All this time the papacy was in a very sad condition. Popes were set up and put down continually, and some of them were put to death by their enemies. The body of one pope named Formosus, after it had been some years in the grave, was taken up by order of one of his successors (Stephen VI), was dressed out in the full robes of office, and placed in the papal chair; and then the dead pope was tried and condemned for some offence against the laws of the Church. It was declared that the clergy whom he had ordained were not to be reckoned as clergy; his corpse was stripped of the papal robes; the fingers which he had been accustomed to raise in blessing were cut off; and the body, after having been dragged about the city, was thrown into the Tiber (AD 896).

Otho the Great, who has been mentioned as emperor, turned out a young pope, John XII, who was charged with all sorts of bad conduct (AD 963); and that emperor's grandson, Otho III, put in two popes, one after another (AD 996, 999).
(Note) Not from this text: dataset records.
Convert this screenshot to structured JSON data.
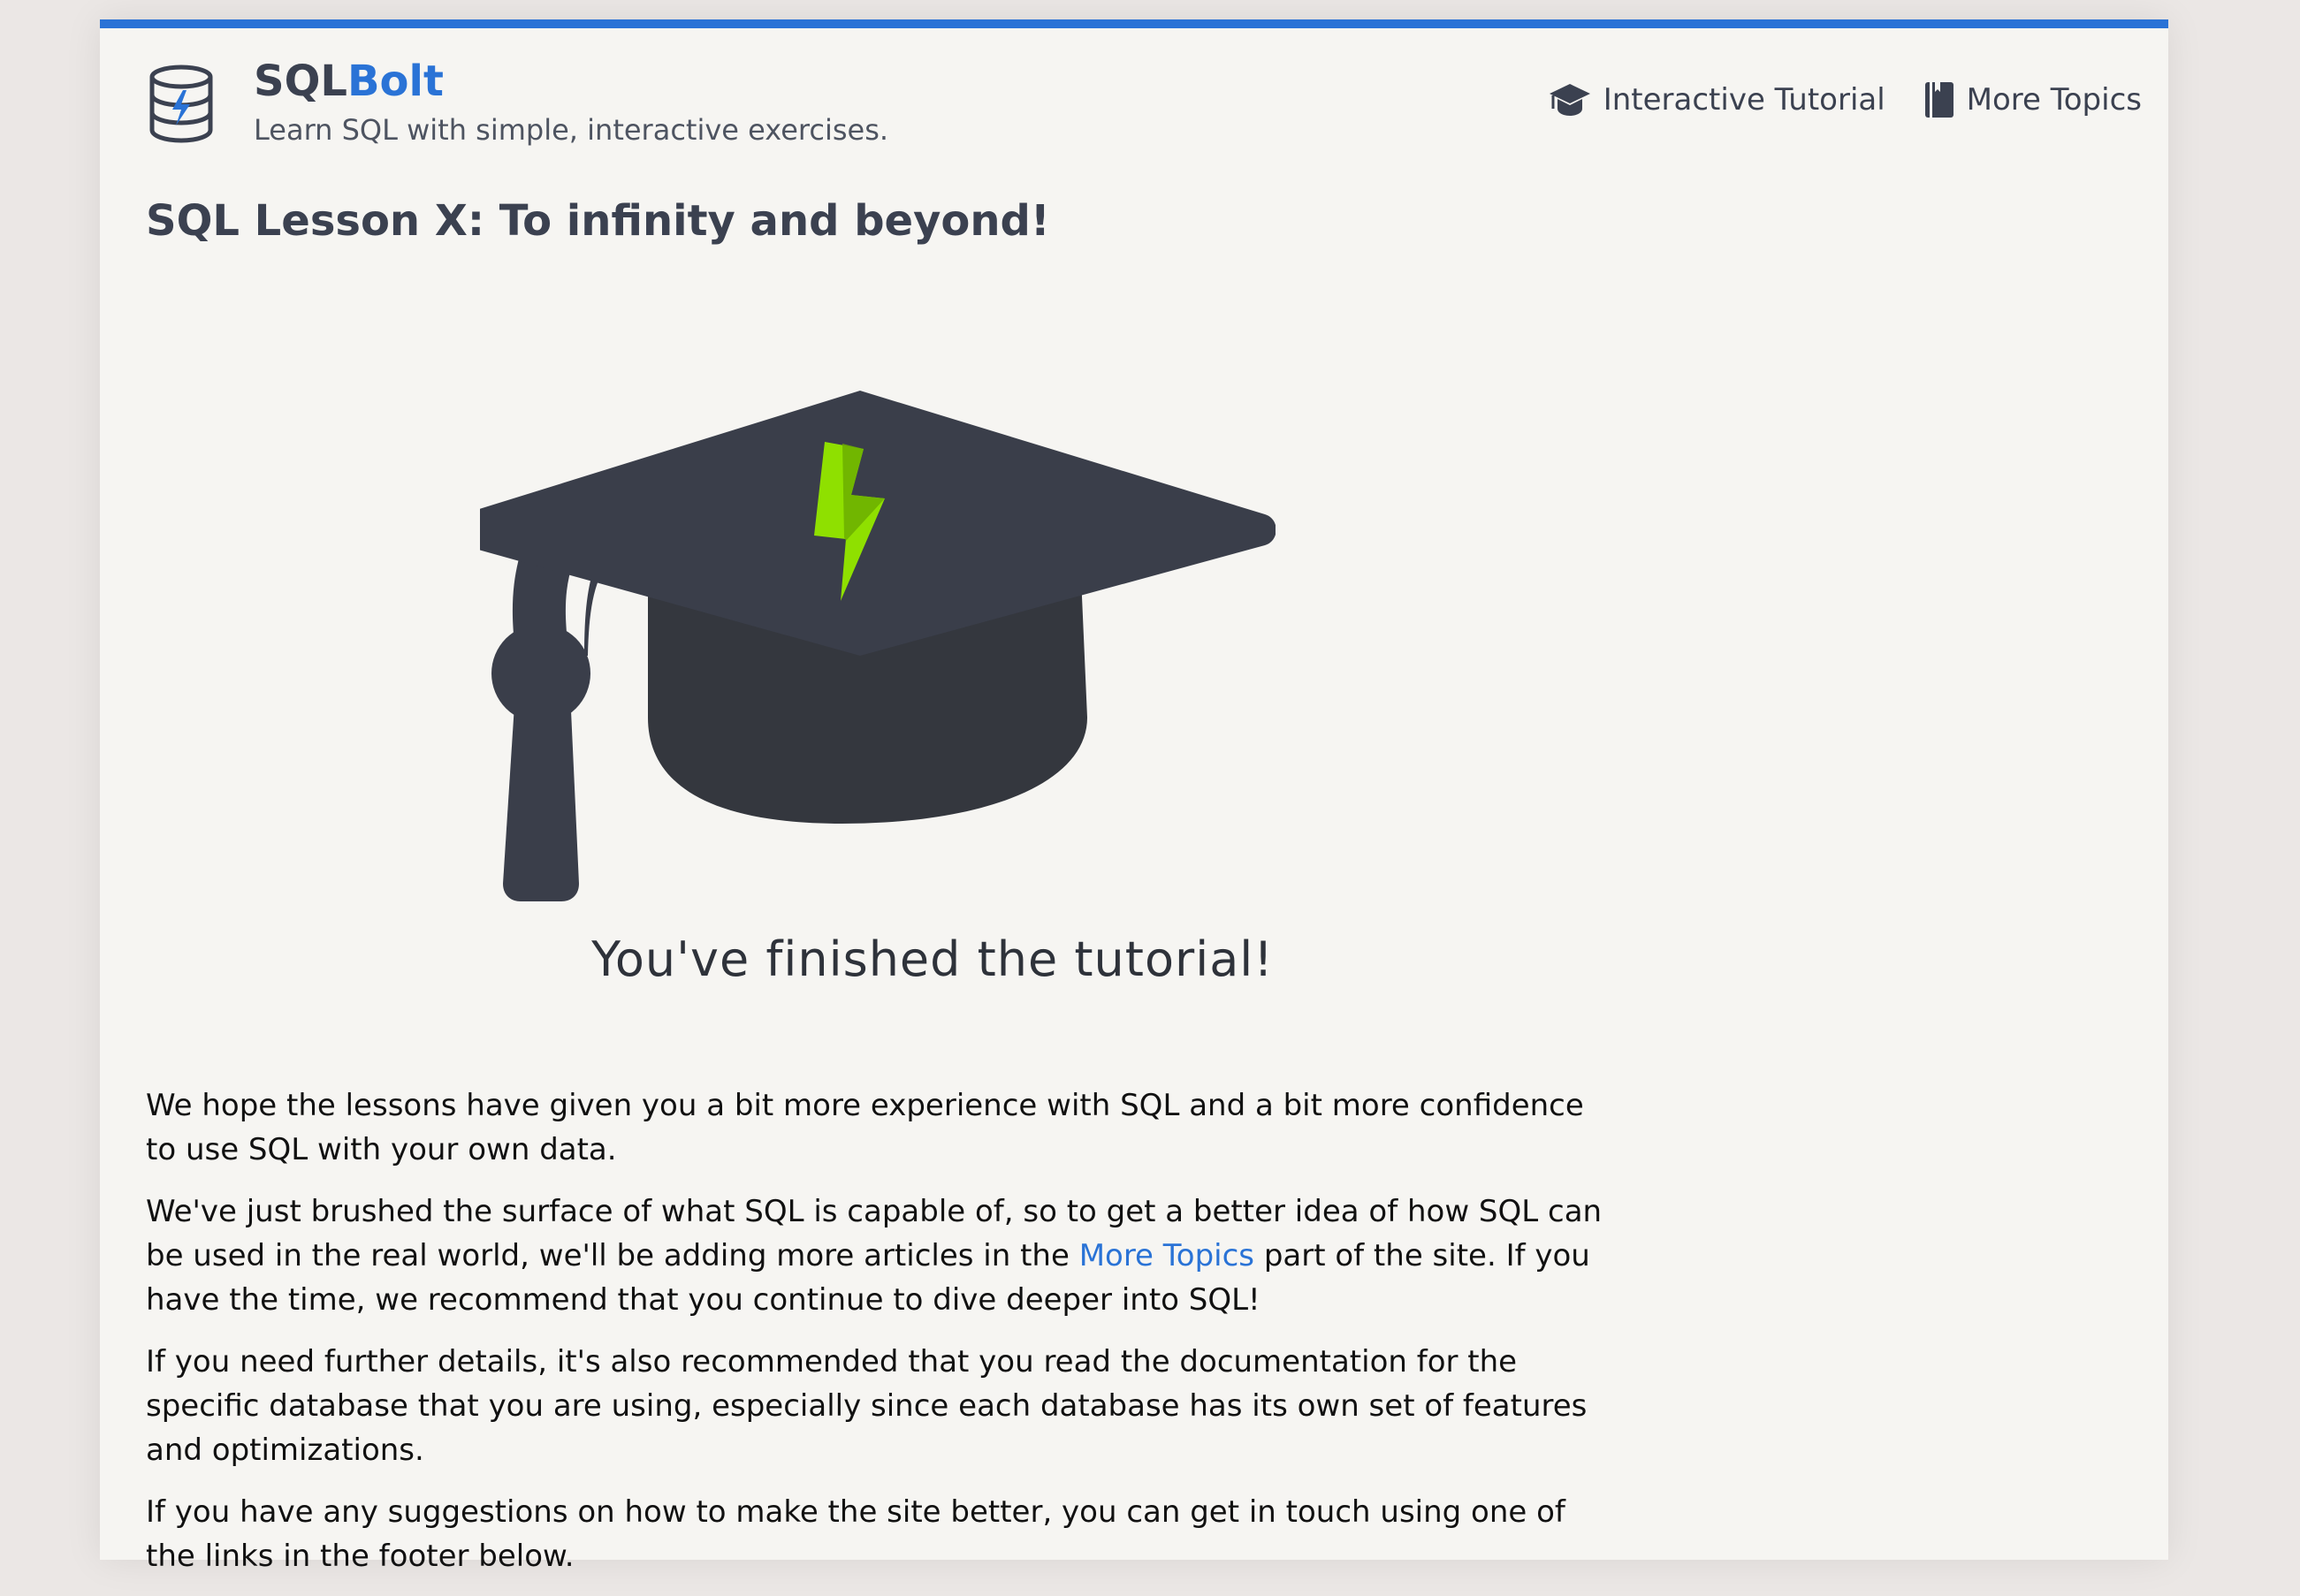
{
  "header": {
    "brand_part1": "SQL",
    "brand_part2": "Bolt",
    "tagline": "Learn SQL with simple, interactive exercises.",
    "nav": {
      "tutorial": "Interactive Tutorial",
      "topics": "More Topics"
    }
  },
  "lesson": {
    "title": "SQL Lesson X: To infinity and beyond!",
    "finished_caption": "You've finished the tutorial!",
    "paragraphs": {
      "p1": "We hope the lessons have given you a bit more experience with SQL and a bit more confidence to use SQL with your own data.",
      "p2_before": "We've just brushed the surface of what SQL is capable of, so to get a better idea of how SQL can be used in the real world, we'll be adding more articles in the ",
      "p2_link": "More Topics",
      "p2_after": " part of the site. If you have the time, we recommend that you continue to dive deeper into SQL!",
      "p3": "If you need further details, it's also recommended that you read the documentation for the specific database that you are using, especially since each database has its own set of features and optimizations.",
      "p4": "If you have any suggestions on how to make the site better, you can get in touch using one of the links in the footer below."
    }
  },
  "colors": {
    "accent": "#2a73d6",
    "cap": "#3a3e4a",
    "bolt": "#8fe000"
  },
  "icons": {
    "logo": "database-bolt-icon",
    "tutorial": "graduation-cap-icon",
    "topics": "book-icon"
  }
}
The second of these popes was a very learned and clever Frenchman, named Gerbert, who as pope took the name of Sylvester II. He had studied under the Arabs in Spain (for in some kinds of learning the Arabs were then far beyond the Christians); and it was he who first taught Christians to use the Arabic figures (such as 1, 2, and 3) instead of the Roman letters or figures (such as I, II, and III). He also made a famous clock; and on account of his skill in such things people supposed him to be a sorcerer, and told strange stories about him. Thus it is said that he made a brazen head, which answered “Yes” and “No” to questions. Gerbert asked his head 185where he should die, and supposed from the answer that it was to be in the city of Jerusalem. But one day as he was at service in one of the Roman churches which is called “Holy Cross in Jerusalem,” he was taken very ill; and then he understood that that church was the Jerusalem in which he was to die. We need not believe such stories; but yet it is well to know about them, because they show what people were disposed to believe in the time when the stories were made.

The troubles of the papacy continued, and at one time there were no fewer than three popes, each of whom had one of the three chief churches of Rome, and gave himself out for the only true pope. But this state of things was such a scandal that the emperor, Henry III, was invited from Germany to put an end to it, and for this purpose he held a council at Sutri, not far from Rome, in 1046. Two of the popes were set aside, and the third, Gregory VI, who was the best of the three, was drawn to confess that he had given money to get his office, because he wished to use the power of the papacy to bring about some kind of reform. But on this he was told that he had been guilty of simony—a sin which takes its name from Simon the sorcerer, in the Acts of the Apostles (ch viii.), and which means the buying of spiritual things with money. This had never struck Gregory before; but when told of it by the council he had no choice but to lay aside his papal robes, and the emperor put one of his own German bishops into the papacy.